FundQi COO Scott Braddon, who attended the meeting, said FundQi would not survive if only a select number of students opt in to the service at a fee of $9.99 per semester.
“We had to push forward with this recommendation on what we, as a company, are able to fiscally offer,” Braddon said. “We just need to acknowledge it’s going to cost a bit more per student.”
The proposed $105 fee would go towards software maintenance and improvement, building the FundQi endowment fund, and expanding the company’s reach, according to Braddon.
Braddon said FundQi was only able to offer a $9.99 fee because all students were automatically paying for it.
Braddon told the Charlatan after the meeting that the company wanted to meet with CUSA executives before Feb. 18 to settle on a new fee that worked for both FundQi and students. That meeting never happened, he said.
“[$105 per semester] is just our best offer that we could make on an estimated guess that would satisfy our needs and CUSA’s needs,” Braddon said. “There was no discussion. It’s like they were scared to talk to us and I don’t know why.”

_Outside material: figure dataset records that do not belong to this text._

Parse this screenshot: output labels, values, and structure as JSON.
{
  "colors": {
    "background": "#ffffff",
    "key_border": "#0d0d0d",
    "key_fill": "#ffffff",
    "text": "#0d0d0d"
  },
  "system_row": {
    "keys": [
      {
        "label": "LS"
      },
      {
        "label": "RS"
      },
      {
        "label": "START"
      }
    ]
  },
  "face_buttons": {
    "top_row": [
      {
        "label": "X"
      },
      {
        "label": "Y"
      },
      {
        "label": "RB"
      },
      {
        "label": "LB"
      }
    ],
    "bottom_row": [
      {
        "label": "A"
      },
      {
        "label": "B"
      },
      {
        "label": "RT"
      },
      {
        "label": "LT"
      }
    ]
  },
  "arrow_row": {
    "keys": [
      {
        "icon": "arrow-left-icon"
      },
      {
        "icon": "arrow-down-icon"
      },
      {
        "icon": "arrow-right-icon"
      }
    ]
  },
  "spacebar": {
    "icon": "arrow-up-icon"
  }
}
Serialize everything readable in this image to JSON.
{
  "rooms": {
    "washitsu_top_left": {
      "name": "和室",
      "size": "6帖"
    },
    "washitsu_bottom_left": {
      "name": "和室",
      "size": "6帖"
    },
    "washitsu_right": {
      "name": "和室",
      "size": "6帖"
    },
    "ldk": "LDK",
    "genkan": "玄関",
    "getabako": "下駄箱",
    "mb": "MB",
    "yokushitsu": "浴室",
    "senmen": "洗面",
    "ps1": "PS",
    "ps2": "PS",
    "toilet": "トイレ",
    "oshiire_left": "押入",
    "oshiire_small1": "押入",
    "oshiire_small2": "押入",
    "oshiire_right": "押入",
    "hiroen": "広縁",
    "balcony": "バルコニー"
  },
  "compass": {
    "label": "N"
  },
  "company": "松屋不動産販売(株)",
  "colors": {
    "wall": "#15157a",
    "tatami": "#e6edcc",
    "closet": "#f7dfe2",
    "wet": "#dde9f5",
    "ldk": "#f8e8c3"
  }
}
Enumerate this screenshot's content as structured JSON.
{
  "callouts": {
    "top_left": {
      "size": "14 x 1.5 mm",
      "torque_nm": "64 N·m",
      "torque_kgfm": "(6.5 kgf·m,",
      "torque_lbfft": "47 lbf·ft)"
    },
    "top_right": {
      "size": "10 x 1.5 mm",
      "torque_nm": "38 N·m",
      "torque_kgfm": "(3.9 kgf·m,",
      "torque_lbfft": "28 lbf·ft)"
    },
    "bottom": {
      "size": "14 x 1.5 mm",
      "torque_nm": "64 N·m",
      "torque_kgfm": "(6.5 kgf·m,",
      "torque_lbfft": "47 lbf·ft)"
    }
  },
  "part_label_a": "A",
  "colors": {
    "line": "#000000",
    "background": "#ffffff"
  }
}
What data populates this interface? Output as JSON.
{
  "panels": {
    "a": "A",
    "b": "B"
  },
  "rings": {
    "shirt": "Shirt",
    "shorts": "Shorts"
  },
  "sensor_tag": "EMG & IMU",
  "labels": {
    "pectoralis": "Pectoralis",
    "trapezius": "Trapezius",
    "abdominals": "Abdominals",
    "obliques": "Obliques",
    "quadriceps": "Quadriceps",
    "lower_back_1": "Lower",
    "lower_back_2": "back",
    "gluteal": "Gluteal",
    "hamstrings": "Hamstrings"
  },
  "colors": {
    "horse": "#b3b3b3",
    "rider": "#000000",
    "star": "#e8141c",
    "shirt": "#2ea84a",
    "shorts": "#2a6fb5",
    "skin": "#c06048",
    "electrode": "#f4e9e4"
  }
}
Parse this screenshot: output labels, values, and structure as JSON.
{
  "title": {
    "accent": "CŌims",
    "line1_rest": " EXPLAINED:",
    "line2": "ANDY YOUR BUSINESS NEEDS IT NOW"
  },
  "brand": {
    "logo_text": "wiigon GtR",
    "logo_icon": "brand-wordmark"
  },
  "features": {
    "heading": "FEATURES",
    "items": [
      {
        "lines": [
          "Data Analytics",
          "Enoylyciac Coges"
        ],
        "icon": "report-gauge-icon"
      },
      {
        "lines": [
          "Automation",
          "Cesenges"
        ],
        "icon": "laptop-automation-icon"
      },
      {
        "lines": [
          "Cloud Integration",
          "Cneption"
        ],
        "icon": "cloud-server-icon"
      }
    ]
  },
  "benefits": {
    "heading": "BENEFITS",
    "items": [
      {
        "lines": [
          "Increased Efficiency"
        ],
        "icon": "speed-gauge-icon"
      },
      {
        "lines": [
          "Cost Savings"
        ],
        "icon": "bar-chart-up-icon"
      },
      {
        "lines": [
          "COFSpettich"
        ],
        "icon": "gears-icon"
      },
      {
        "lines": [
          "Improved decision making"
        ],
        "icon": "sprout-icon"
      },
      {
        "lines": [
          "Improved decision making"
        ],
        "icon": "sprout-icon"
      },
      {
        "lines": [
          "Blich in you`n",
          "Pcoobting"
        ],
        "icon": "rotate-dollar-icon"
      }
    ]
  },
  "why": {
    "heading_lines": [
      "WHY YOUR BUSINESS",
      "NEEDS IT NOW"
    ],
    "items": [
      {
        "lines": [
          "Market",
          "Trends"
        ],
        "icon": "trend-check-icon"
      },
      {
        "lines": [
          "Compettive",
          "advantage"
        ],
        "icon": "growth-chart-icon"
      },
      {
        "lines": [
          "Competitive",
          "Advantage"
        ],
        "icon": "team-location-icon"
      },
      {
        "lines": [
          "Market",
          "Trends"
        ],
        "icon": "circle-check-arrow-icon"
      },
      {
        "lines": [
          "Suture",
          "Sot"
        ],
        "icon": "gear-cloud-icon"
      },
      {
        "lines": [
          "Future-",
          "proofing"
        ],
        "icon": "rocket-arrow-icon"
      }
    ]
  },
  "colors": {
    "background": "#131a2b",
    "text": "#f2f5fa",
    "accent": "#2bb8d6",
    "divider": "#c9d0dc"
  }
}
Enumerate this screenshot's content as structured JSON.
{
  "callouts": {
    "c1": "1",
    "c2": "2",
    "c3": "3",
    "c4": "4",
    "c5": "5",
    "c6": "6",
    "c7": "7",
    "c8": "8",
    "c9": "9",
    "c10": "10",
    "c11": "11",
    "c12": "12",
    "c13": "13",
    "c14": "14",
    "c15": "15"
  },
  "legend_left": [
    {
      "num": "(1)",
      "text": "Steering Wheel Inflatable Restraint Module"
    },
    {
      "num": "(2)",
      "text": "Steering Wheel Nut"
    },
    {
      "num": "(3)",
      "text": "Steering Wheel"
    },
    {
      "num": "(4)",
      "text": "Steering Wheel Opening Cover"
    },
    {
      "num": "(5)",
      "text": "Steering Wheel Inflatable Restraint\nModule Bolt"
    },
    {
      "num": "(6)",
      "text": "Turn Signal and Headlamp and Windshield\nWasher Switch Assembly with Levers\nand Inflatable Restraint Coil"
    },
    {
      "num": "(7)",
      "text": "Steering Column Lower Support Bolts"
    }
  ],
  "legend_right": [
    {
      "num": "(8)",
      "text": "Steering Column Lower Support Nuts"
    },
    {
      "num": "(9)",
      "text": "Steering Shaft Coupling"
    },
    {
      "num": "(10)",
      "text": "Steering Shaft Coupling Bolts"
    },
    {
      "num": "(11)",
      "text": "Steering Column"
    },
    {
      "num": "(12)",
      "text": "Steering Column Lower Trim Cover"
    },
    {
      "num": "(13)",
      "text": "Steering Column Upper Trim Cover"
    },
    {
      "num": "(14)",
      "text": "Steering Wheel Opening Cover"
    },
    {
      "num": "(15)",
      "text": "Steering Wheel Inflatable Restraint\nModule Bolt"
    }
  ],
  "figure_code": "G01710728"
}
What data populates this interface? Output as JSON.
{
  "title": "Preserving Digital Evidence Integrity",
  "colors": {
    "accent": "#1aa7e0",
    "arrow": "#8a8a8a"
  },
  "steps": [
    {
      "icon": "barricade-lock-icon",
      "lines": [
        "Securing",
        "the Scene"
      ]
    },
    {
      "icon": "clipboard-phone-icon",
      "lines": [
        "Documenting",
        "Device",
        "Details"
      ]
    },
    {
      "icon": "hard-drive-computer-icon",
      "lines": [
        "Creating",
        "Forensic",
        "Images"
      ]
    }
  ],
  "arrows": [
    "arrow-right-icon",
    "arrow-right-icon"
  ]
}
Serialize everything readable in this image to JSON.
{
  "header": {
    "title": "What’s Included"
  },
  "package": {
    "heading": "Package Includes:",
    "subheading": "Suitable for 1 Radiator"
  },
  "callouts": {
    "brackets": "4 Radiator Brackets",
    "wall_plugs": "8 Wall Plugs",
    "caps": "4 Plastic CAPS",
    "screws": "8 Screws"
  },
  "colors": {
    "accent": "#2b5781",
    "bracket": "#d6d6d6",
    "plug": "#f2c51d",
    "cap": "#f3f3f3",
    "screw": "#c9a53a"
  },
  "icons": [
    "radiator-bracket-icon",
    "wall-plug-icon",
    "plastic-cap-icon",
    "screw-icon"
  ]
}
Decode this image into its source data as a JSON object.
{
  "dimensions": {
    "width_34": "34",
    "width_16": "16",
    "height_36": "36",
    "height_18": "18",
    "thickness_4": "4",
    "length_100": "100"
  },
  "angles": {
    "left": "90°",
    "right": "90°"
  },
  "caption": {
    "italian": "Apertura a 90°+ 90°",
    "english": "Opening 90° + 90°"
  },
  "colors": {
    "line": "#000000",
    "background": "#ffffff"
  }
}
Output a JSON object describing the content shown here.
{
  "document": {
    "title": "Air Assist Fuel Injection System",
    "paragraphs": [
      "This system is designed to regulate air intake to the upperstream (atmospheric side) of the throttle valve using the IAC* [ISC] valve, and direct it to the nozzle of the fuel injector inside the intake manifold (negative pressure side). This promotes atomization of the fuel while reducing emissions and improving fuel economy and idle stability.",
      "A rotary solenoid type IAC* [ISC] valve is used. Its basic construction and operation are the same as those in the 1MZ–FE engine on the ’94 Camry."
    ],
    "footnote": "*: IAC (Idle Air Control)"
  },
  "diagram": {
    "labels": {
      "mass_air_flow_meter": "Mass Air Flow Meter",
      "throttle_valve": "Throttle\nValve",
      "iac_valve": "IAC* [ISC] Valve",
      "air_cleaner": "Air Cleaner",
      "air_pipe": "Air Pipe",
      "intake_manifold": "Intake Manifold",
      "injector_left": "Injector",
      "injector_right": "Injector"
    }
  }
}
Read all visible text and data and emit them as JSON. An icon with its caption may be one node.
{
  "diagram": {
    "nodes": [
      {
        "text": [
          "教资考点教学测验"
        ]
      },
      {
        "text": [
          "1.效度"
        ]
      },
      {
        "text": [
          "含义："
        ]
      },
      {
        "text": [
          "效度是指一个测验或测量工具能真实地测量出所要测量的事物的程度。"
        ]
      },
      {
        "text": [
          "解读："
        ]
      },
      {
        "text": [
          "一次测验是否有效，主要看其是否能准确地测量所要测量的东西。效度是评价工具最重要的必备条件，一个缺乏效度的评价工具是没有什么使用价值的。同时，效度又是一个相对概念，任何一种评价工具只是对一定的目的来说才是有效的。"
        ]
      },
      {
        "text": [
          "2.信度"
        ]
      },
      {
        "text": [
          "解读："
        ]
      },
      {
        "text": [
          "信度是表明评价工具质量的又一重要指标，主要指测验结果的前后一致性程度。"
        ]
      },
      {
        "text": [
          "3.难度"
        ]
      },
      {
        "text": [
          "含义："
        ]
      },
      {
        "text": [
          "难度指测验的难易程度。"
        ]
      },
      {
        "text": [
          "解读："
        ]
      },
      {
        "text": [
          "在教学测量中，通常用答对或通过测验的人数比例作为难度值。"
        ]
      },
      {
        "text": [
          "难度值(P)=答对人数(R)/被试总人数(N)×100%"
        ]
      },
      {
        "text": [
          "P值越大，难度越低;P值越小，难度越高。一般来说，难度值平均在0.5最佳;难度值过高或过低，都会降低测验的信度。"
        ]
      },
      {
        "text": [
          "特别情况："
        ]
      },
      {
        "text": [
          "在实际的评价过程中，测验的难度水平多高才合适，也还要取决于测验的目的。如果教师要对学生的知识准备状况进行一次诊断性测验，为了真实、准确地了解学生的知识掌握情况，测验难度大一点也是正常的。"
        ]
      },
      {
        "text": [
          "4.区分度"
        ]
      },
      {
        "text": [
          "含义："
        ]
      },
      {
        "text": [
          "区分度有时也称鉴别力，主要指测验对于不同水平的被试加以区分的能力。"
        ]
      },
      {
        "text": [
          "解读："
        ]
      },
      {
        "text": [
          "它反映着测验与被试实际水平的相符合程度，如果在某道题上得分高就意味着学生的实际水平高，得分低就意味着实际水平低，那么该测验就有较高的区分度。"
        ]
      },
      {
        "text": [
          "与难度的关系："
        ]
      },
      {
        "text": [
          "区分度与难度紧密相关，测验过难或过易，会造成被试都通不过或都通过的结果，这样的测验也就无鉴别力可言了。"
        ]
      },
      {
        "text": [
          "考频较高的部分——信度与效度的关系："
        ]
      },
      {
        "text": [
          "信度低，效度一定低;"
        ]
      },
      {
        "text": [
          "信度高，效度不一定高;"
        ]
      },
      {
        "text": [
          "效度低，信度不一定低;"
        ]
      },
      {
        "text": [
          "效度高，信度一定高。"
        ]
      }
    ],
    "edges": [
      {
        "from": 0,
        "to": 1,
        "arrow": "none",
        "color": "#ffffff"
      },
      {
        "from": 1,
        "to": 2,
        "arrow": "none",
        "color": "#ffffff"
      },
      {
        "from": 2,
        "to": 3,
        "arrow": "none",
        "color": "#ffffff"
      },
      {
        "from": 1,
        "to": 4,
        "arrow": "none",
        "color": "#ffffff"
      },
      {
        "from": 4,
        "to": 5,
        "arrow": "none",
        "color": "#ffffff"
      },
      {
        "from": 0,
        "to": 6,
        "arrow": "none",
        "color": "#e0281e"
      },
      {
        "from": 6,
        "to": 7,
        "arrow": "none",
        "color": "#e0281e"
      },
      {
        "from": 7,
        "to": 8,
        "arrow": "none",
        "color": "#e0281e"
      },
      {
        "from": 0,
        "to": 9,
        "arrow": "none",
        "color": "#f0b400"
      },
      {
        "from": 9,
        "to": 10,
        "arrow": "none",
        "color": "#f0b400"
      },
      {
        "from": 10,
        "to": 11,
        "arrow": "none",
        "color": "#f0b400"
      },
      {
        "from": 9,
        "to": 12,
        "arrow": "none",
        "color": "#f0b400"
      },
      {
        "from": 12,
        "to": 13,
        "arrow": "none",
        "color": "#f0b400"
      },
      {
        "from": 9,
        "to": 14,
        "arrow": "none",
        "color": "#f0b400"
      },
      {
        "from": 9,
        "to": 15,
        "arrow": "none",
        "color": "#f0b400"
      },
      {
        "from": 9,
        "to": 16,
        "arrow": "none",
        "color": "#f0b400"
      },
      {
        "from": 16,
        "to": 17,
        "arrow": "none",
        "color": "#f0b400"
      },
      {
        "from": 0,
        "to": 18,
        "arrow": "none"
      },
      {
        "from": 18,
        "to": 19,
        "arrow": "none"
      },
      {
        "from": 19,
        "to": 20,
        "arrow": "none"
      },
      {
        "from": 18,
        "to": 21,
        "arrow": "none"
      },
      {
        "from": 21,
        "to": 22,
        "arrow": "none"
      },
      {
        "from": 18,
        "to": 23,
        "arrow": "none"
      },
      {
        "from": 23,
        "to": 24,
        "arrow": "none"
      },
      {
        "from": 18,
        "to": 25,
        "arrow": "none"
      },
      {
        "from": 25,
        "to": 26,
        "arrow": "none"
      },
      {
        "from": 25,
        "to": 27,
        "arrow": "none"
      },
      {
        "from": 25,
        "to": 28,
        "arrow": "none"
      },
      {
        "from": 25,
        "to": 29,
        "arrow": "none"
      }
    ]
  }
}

Braddon said during the meeting he would like to have a longer conversation about the increased fee.
“We’re actually here scrambling too,” Braddon said. “We have no support and no communication. It makes it really difficult … CUSA does need to take some accountability here too. They signed a contract with us.”
Others at the meeting said the $105 fee was an arbitrary number and not backed by FundQi’s financials.
“I don’t understand where these abstract numbers are coming from,” said Matt Gagné, president of the Carleton Academic Student Government (CASG) and president-elect of CUSA.
CUSA first collected the $9.99 per-semester levy for FundQi in the fall 2020 semester after a referendum for the levy passed in January 2020. Students can opt out of the levy at the beginning of each semester.
Council voted in a five-hour meeting on Dec. 10 to hold a second referendum on FundQi to give students another chance to decide whether they want to continue paying the fee.
The motion to hold the referendum passed unanimously after nearly two hours of discussion in December.
At the December meeting, Gagné raised concerns over whether FundQi could be sustained with a $9.99 levy if only a small portion of the student body opted in, the same rationale for the amendment at the February meeting.
FundQi founder Zuberi Attard would not commit at the December meeting to the $9.99 fee and suggested tabling the motion for the referendum then.
“We are unsure if we are able to offer the same level of quality of service [with only some students opting in],” Attard wrote in a public chat message during the Zoom meeting.
Instead, the motion was amended to clarify the fee could only be increased to adjust for inflation.
Campaigning for the FundQi referendum will take place March 1-7. Voting will take place March 8-9.